Respondents who felt upset or bothered at work on a frequent basis, or had on-going personal conflicts with bosses or co-workers, were about 1.7 times more likely than others to develop sleep problems.

"Massive changes over the past half-century have reshaped the workplace, with major implications for sleep," Burgard said. "For many workers, psychological stress has replaced physical hazards.

"Physical strain at work tends to create physical fatigue and leads to restorative sleep, but psychological strain has the opposite effect, making it more difficult for people to sleep."

Burgard and graduate student Jennifer Ailshire also explored how work-family conflict, gender, education and job status affected the relationship between work and sleep.

As women have entered the labor force in large numbers, dual-earner households and single-parent families have made the time-crunch a major factor, Burgard said.

As expected, Burgard and Ailshire found that work-family conflicts and the presence of children under the age of three were significant predictors of negative changes in sleep quality. Respondents with children under the age of three were about 2.2 times as likely to report poor sleep quality, but having young children did not explain the association between hassles at work and sleep quality.

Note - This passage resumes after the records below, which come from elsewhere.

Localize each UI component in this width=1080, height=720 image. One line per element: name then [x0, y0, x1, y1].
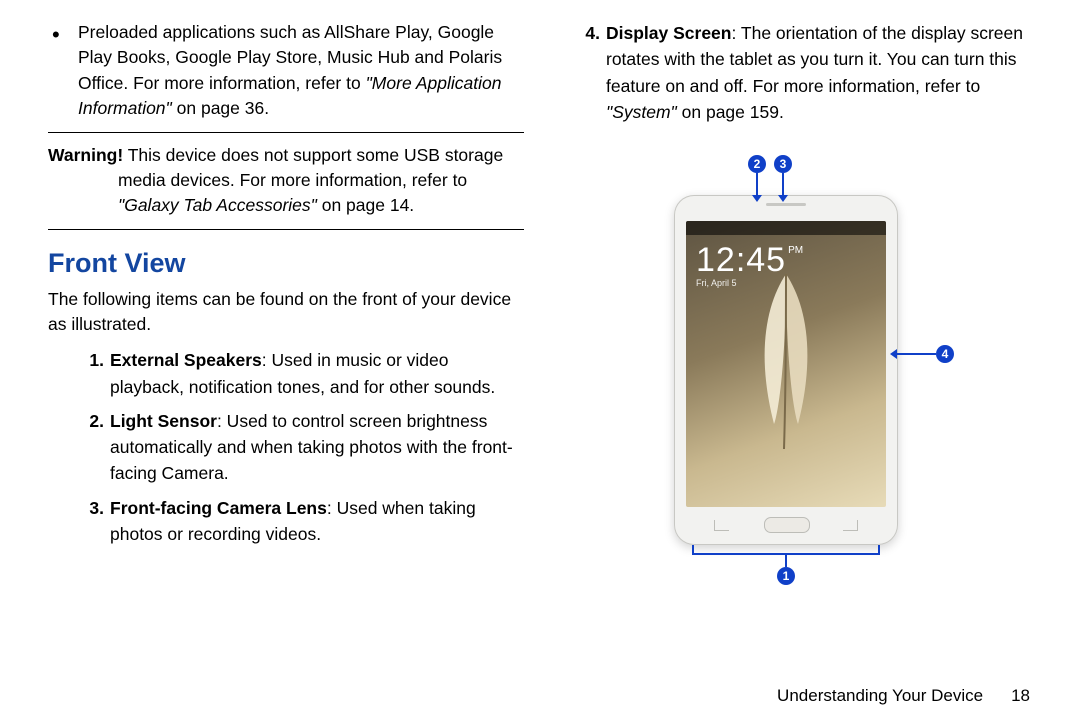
item-bold: Front-facing Camera Lens: [110, 498, 327, 518]
rule-top: [48, 132, 524, 133]
callout-bracket: [878, 545, 880, 555]
callout-lead: [756, 173, 758, 197]
section-intro: The following items can be found on the …: [48, 287, 524, 338]
list-item: 1. External Speakers: Used in music or v…: [48, 347, 524, 400]
warning-ital: "Galaxy Tab Accessories": [118, 195, 317, 215]
callout-lead: [785, 553, 787, 567]
clock-ampm: PM: [788, 245, 803, 256]
item-bold: Light Sensor: [110, 411, 217, 431]
item-body: Light Sensor: Used to control screen bri…: [110, 408, 524, 487]
warning-line3: "Galaxy Tab Accessories" on page 14.: [48, 193, 524, 218]
right-column: 4. Display Screen: The orientation of th…: [564, 20, 1040, 710]
arrow-icon: [752, 195, 762, 202]
item-rest-b: on page 159.: [677, 102, 784, 122]
item-number: 4.: [564, 20, 606, 125]
tablet-illustration: 12:45PM Fri, April 5: [674, 195, 898, 545]
page-footer: Understanding Your Device 18: [777, 686, 1030, 706]
item-body: External Speakers: Used in music or vide…: [110, 347, 524, 400]
status-bar: [686, 221, 886, 235]
warning-block: Warning! This device does not support so…: [48, 143, 524, 219]
item-body: Display Screen: The orientation of the d…: [606, 20, 1040, 125]
list-item: 2. Light Sensor: Used to control screen …: [48, 408, 524, 487]
arrow-icon: [890, 349, 897, 359]
rule-bottom: [48, 229, 524, 230]
item-bold: External Speakers: [110, 350, 262, 370]
item-body: Front-facing Camera Lens: Used when taki…: [110, 495, 524, 548]
left-column: • Preloaded applications such as AllShar…: [48, 20, 524, 710]
section-heading: Front View: [48, 248, 524, 279]
item-number: 2.: [48, 408, 110, 487]
callout-bracket: [692, 545, 694, 555]
bullet-icon: •: [48, 20, 78, 122]
callout-lead: [896, 353, 936, 355]
tablet-screen: 12:45PM Fri, April 5: [686, 221, 886, 507]
arrow-icon: [778, 195, 788, 202]
bullet-text: Preloaded applications such as AllShare …: [78, 20, 524, 122]
callout-1: 1: [777, 567, 795, 585]
callout-4: 4: [936, 345, 954, 363]
softkey-icon: [843, 520, 858, 531]
callout-2: 2: [748, 155, 766, 173]
item-bold: Display Screen: [606, 23, 731, 43]
warning-label: Warning!: [48, 145, 123, 165]
list-item: 3. Front-facing Camera Lens: Used when t…: [48, 495, 524, 548]
item-number: 3.: [48, 495, 110, 548]
bullet-line4: page 36.: [201, 98, 269, 118]
warning-line2: media devices. For more information, ref…: [48, 168, 524, 193]
feather-icon: [716, 264, 856, 464]
callout-lead: [782, 173, 784, 197]
device-diagram: 2 3 4 1 12:45PM Fri, April: [564, 155, 1040, 585]
bullet-line3b: on: [172, 98, 196, 118]
preloaded-bullet: • Preloaded applications such as AllShar…: [48, 20, 524, 122]
list-item-4: 4. Display Screen: The orientation of th…: [564, 20, 1040, 125]
home-button-icon: [764, 517, 810, 533]
callout-3: 3: [774, 155, 792, 173]
warning-line1: This device does not support some USB st…: [123, 145, 503, 165]
item-number: 1.: [48, 347, 110, 400]
item-ital: "System": [606, 102, 677, 122]
footer-chapter: Understanding Your Device: [777, 686, 983, 705]
warning-tail: on page 14.: [317, 195, 414, 215]
footer-page: 18: [1011, 686, 1030, 705]
bullet-line3a: information, refer to: [209, 73, 366, 93]
softkey-icon: [714, 520, 729, 531]
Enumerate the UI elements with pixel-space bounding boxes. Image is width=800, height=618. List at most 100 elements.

Surprisingly, however, they found no evidence that long hours, or working nights or weekends---strategies often adopted by working parents to juggle childcare and jobs while minimizing the use of baby-sitters or daycare facilities---had a negative impact on reported sleep quality.

In future research, Burgard plans to explore factors that could buffer workers from negative working conditions, such as age and a sense that one's job is useful or helpful to others. She also plans to examine interventions that could break the link between work conditions and troubled sleep.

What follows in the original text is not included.